L'autonomie a mis les universités dans l'obligation d'assumer des choix stratégiques adaptés aux besoins socioprofessionnels de leur territoire, en tenant compte de la concurrence internationale. Il leur a fallu trouver l'équilibre optimal dans la définition de leurs orientations stratégiques entre, d'une part, la nécessité d'affirmer leur identité propre, de l'autre, leurs missions de service public. A cet égard, la réussite des universités doit s'apprécier au cas par cas.
Au niveau national, l'autonomie a probablement suscité un emballement des universités dans la définition de leur politique de formation. Préoccupées d'abord par le souci de se distinguer à tout prix des autres, par des libellés de diplômes soit novateurs, soit fantaisistes et confus, certaines universités ne se sont pas penchées sur la soutenabilité financière et la pertinence pour leur environnement économique de ces nouvelles formations, provoquant ainsi une inflation de l'offre de formation, dans un paysage devenu complexe, voire illisible pour les jeunes, leurs familles et les entreprises.
Mais nos déplacements nous ont montré que certaines universités avaient pris la juste mesure de l'enjeu stratégique de la définition de l'offre de formation. L'université d'Avignon, avec 7 000 étudiants, est une « petite » université qui a su utiliser son autonomie stratégique pour tirer son épingle du jeu. Elle a développé des niches de spécialisation, en rapport direct avec les atouts et traditions de son territoire, qui en font une « orchidée » universitaire dans les domaines du patrimoine, de la culture et de l'agroalimentaire. Elle a également maintenu une offre pluridisciplinaire au niveau licence, afin de garantir le libre accès des bacheliers de la région à l'enseignement supérieur.
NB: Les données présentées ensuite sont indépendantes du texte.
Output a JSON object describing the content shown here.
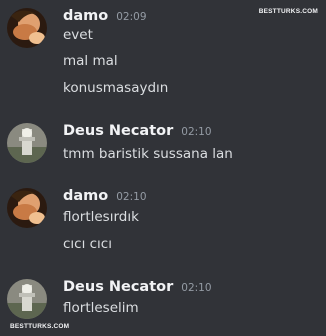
{
  "watermark": {
    "top": "BESTTURKS.COM",
    "bottom": "BESTTURKS.COM"
  },
  "colors": {
    "background": "#313338",
    "username": "#f2f3f5",
    "message": "#dbdee1",
    "timestamp": "#949ba4"
  },
  "groups": [
    {
      "username": "damo",
      "timestamp": "02:09",
      "avatar": "damo-avatar",
      "messages": [
        "evet",
        "mal mal",
        "konusmasaydın"
      ]
    },
    {
      "username": "Deus Necator",
      "timestamp": "02:10",
      "avatar": "deus-necator-avatar",
      "messages": [
        "tmm baristik sussana lan"
      ]
    },
    {
      "username": "damo",
      "timestamp": "02:10",
      "avatar": "damo-avatar",
      "messages": [
        "flortlesırdık",
        "cıcı cıcı"
      ]
    },
    {
      "username": "Deus Necator",
      "timestamp": "02:10",
      "avatar": "deus-necator-avatar",
      "messages": [
        "flortleselim"
      ]
    }
  ]
}
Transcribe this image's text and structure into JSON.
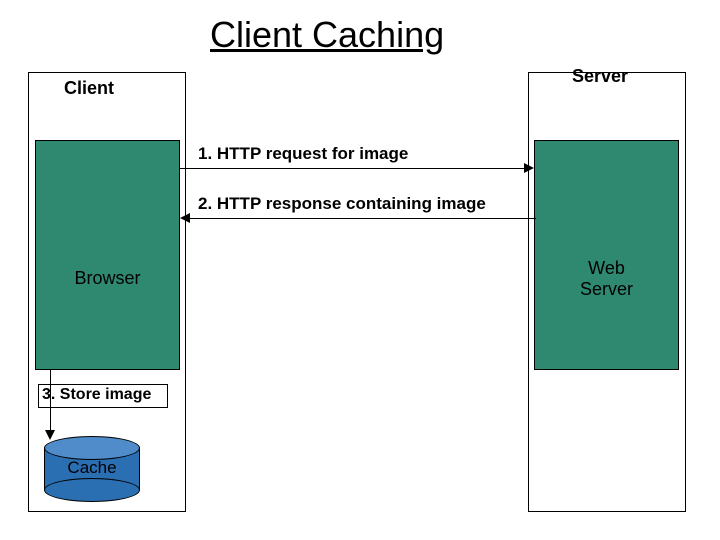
{
  "title": "Client Caching",
  "client": {
    "label": "Client"
  },
  "server": {
    "label": "Server"
  },
  "browser": {
    "label": "Browser"
  },
  "webserver": {
    "line1": "Web",
    "line2": "Server"
  },
  "messages": {
    "m1": "1. HTTP request for image",
    "m2": "2. HTTP response containing image",
    "m3": "3. Store image"
  },
  "cache": {
    "label": "Cache"
  },
  "colors": {
    "boxFill": "#2e8970",
    "cylFill": "#2b6fb3"
  }
}
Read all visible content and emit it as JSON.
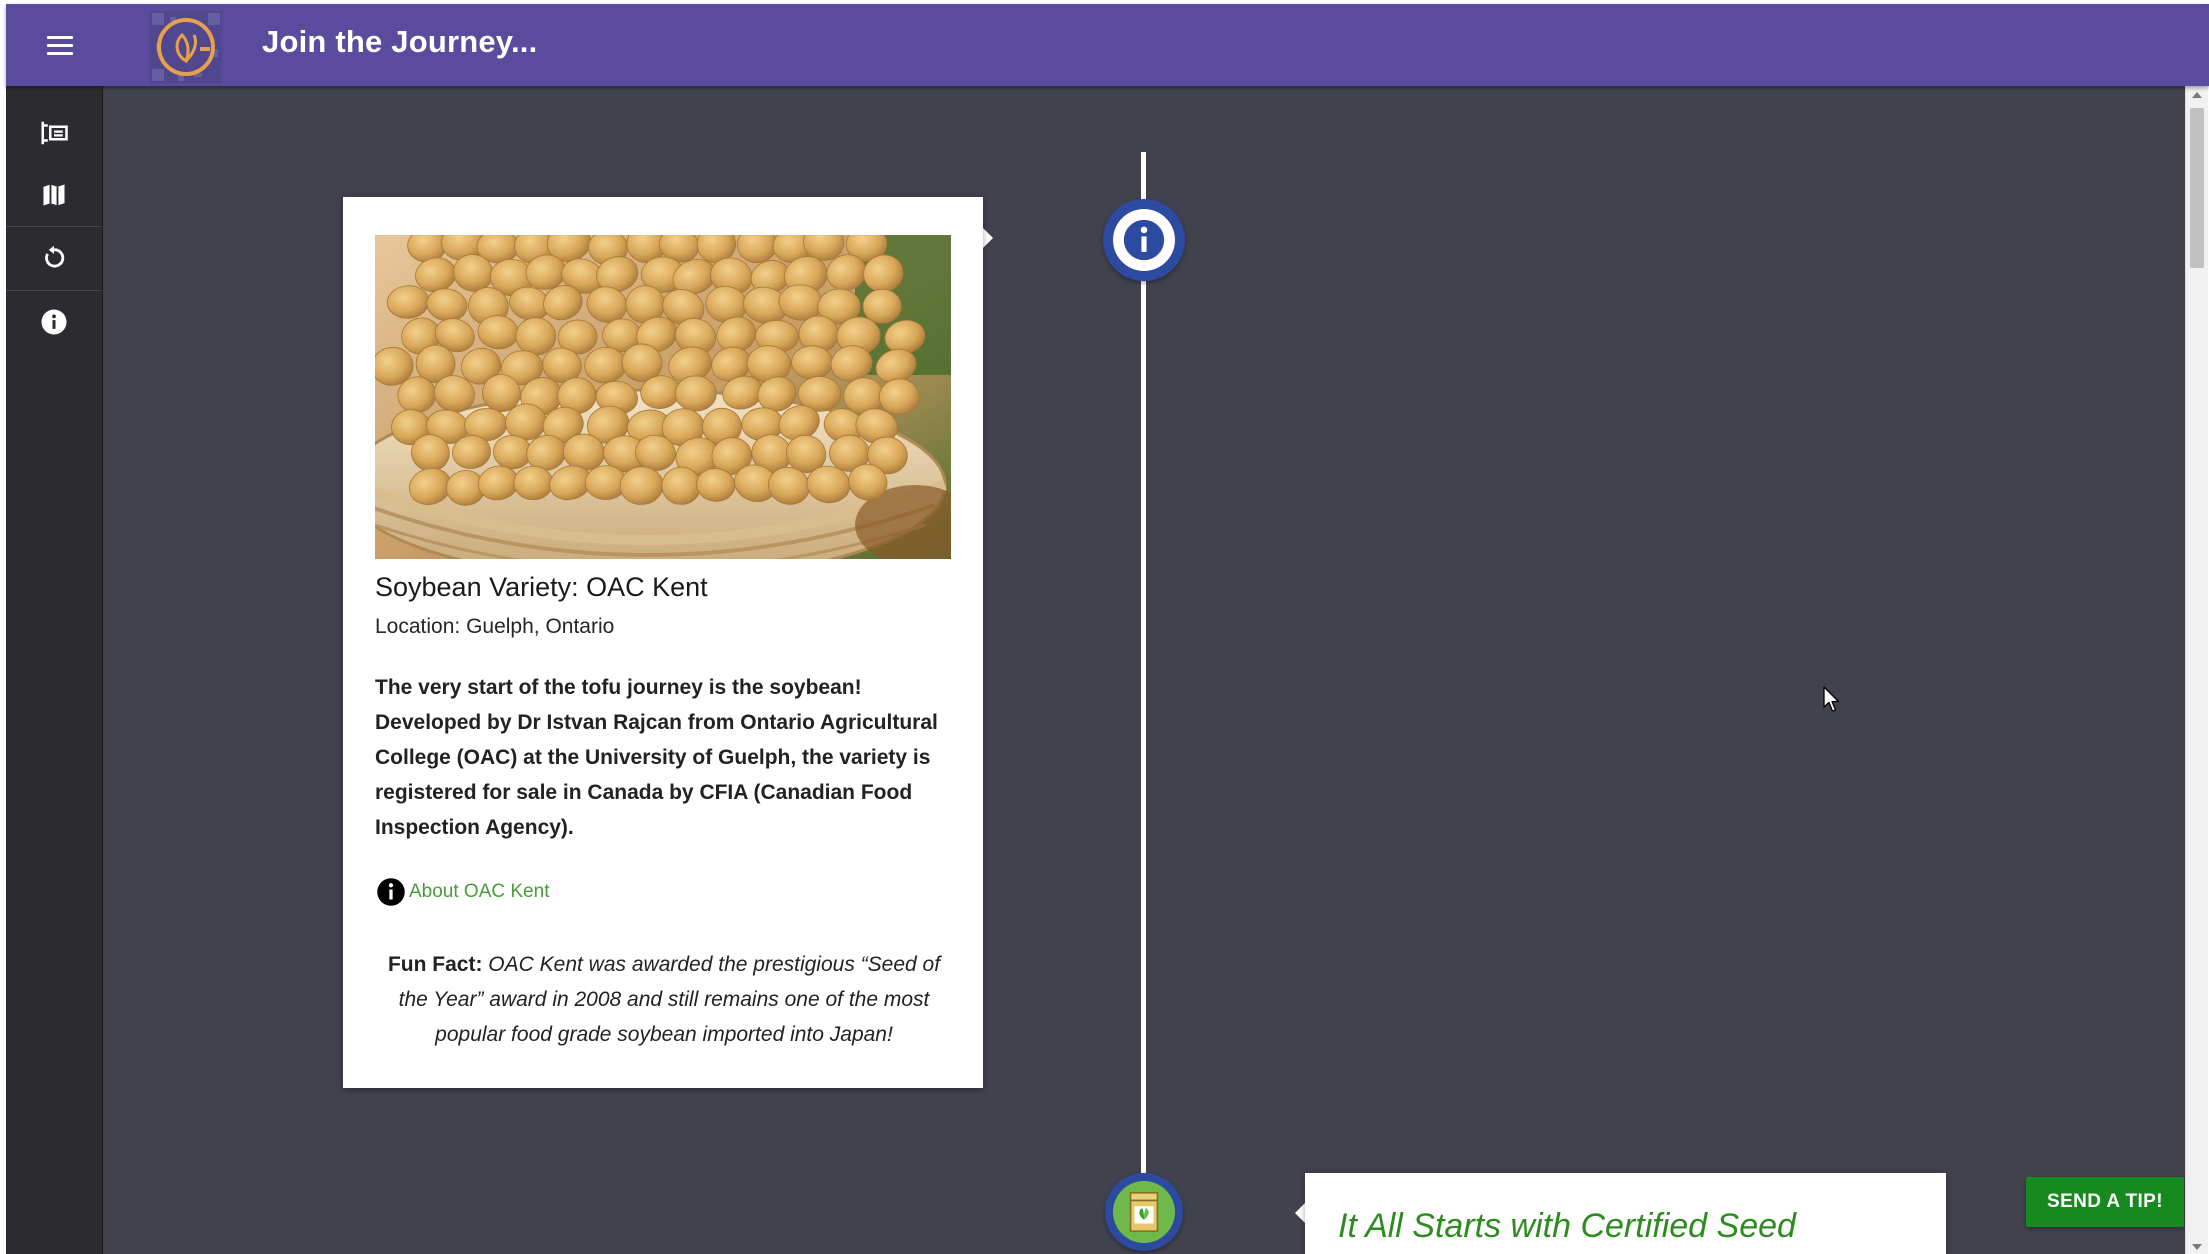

L'université de Strasbourg, « grande » université de plus de 43 000 étudiants, a pu garantir une pluridisciplinarité à tous les niveaux, tout en développant des niches de spécialisation, comme les langues rares ou le droit, qui font son identité dans un territoire caractérisé par de fortes interactions transfrontalières. La dimension de ses structures de recherche lui permet également de mener une politique scientifique très offensive.
En revanche, le positionnement est plus compliqué pour les universités de rang intermédiaire, partagées entre les exigences immédiates d'un environnement socio-économique parfois défavorisé et une ambition de rayonnement national et international. L'université de Picardie, par exemple, dans une région marquée par un des plus faibles taux d'accès à l'enseignement supérieur, se révèle incontournable pour le développement du territoire et se doit de maintenir la pluridisciplinarité au niveau licence, en dépit de coûts fixes très élevés dus à des antennes délocalisées. De même, l'université de Caen a développé la transversalité et les passerelles entre formations pour prévenir, autant que possible, l'échec en premier cycle. Elle a aussi renforcé son offre de formation pour les ingénieurs, dont le besoin est patent en Basse-Normandie.
Grâce à la loi LRU, les exécutifs des universités ont pris conscience de la nécessité d'un positionnement stratégique en matière de formation et de recherche, aussi bien par rapport à leurs missions de service public que par rapport aux besoins socioprofessionnels de leur territoire. Elle a également favorisé l'ouverture des universités sur le monde économique. Les collaborations sont encore balbutiantes, mais certaines universités ont pris des initiatives prometteuses et souhaitent qu'on les accompagne dans ce sens.
En matière d'orientation et d'insertion professionnelle, les résultats sont encore limités. Si beaucoup d'universités ont fait des efforts considérables dans la professionnalisation de leurs licences, la connaissance des milieux professionnels et l'importance de l'orientation ont encore du mal à s'imposer chez les enseignants-chercheurs. Malgré la généralisation des bureaux d'aide à l'insertion professionnelle et le renforcement de la continuité du parcours d'orientation du début du lycée à la fin de la licence, l'aide à l'orientation est insuffisamment valorisée au sein du personnel enseignant, à tous les niveaux.
Certaines universités s'illustrent cependant. L'université de La Rochelle a ainsi créé une « Maison de la réussite », dispositif d'orientation intégré du secondaire au supérieur, qui offre aussi une plateforme des stages et des parcours de formation continue... Le taux d'insertion professionnelle de ses diplômés est de 95 %.